On 6/26/06, Felipe Ortega <glimmer_phoenix(a)yahoo.es> wrote:
In the past few weeks I' ve read a bunch of mail
messages talking about what is precisely my first goal: extracting behavioral conclusions
from a quantitative analysis of wikipedia database dumps in all languages.
But, despite all my efforts, and some mails offering myself as contributor I have
received no answer from Wikipedia Community. I only wanted to contribute in a very
interesting area (I think) and I hope it could lead me to build an interesting thesis
about this topic. I'm currently developing some scripts in Phyton that analyze
database dumps.
I wrote a paper with some preliminar results, if you may take a glance to it. I only ask
for some collaboration from anyone involved with the project, because otherwise maybe I
should simply think that all my efforts don' t bother anyone.
Felipe,
I'm a bachelor student at University of Texas at Dallas, also
working on what I'm calling fine-grained statistics for Wikipedia,
using python to interpret text from database dumps. :)

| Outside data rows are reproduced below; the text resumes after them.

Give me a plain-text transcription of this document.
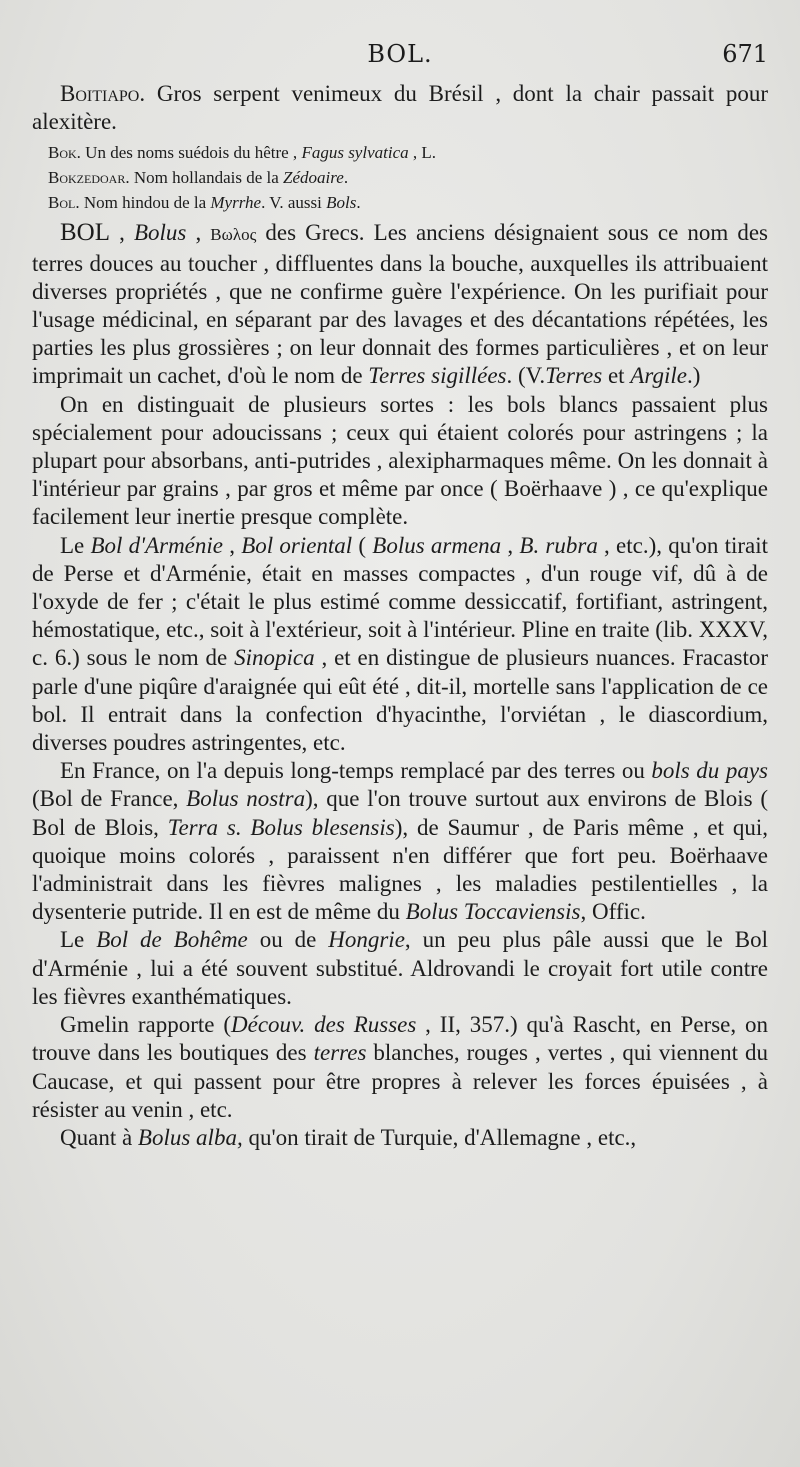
BOL.	671

Boitiapo. Gros serpent venimeux du Brésil , dont la chair passait pour alexitère.

Bok. Un des noms suédois du hêtre , Fagus sylvatica , L.

Bokzedoar. Nom hollandais de la Zédoaire.

Bol. Nom hindou de la Myrrhe. V. aussi Bols.

BOL , Bolus , Βωλος des Grecs. Les anciens désignaient sous ce nom des terres douces au toucher , diffluentes dans la bouche, auxquelles ils attribuaient diverses propriétés , que ne confirme guère l'expérience. On les purifiait pour l'usage médicinal, en séparant par des lavages et des décantations répétées, les parties les plus grossières ; on leur donnait des formes particulières , et on leur imprimait un cachet, d'où le nom de Terres sigillées. (V.Terres et Argile.)

On en distinguait de plusieurs sortes : les bols blancs passaient plus spécialement pour adoucissans ; ceux qui étaient colorés pour astringens ; la plupart pour absorbans, anti-putrides , alexipharmaques même. On les donnait à l'intérieur par grains , par gros et même par once ( Boërhaave ) , ce qu'explique facilement leur inertie presque complète.

Le Bol d'Arménie , Bol oriental ( Bolus armena , B. rubra , etc.), qu'on tirait de Perse et d'Arménie, était en masses compactes , d'un rouge vif, dû à de l'oxyde de fer ; c'était le plus estimé comme dessiccatif, fortifiant, astringent, hémostatique, etc., soit à l'extérieur, soit à l'intérieur. Pline en traite (lib. XXXV, c. 6.) sous le nom de Sinopica , et en distingue de plusieurs nuances. Fracastor parle d'une piqûre d'araignée qui eût été , dit-il, mortelle sans l'application de ce bol. Il entrait dans la confection d'hyacinthe, l'orviétan , le diascordium, diverses poudres astringentes, etc.

En France, on l'a depuis long-temps remplacé par des terres ou bols du pays (Bol de France, Bolus nostra), que l'on trouve surtout aux environs de Blois ( Bol de Blois, Terra s. Bolus blesensis), de Saumur , de Paris même , et qui, quoique moins colorés , paraissent n'en différer que fort peu. Boërhaave l'administrait dans les fièvres malignes , les maladies pestilentielles , la dysenterie putride. Il en est de même du Bolus Toccaviensis, Offic.

Le Bol de Bohême ou de Hongrie, un peu plus pâle aussi que le Bol d'Arménie , lui a été souvent substitué. Aldrovandi le croyait fort utile contre les fièvres exanthématiques.

Gmelin rapporte (Découv. des Russes , II, 357.) qu'à Rascht, en Perse, on trouve dans les boutiques des terres blanches, rouges , vertes , qui viennent du Caucase, et qui passent pour être propres à relever les forces épuisées , à résister au venin , etc.

Quant à Bolus alba, qu'on tirait de Turquie, d'Allemagne , etc.,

I've been working on it off and on for almost a year. The big
problems for me has been disk space and wikitext parsing. After
fiddling for quite a while trying to make my own parser, I have
finally broken down to using the HTML as rendered by MediaWiki, then
using that as the basis for the rest.
My basic goal is to provide statistics for things such as "how many
revisions has this piece of text survived" and similar, then render
that information onto a reader's wikipedia browser page. As a second
goal, it'd be nice to find some combination of stats that suggest
which bits of a page a more likely trustworthy.
How far have you gotten, and does it sound like we're on the same track?
Cheers,
Jeremy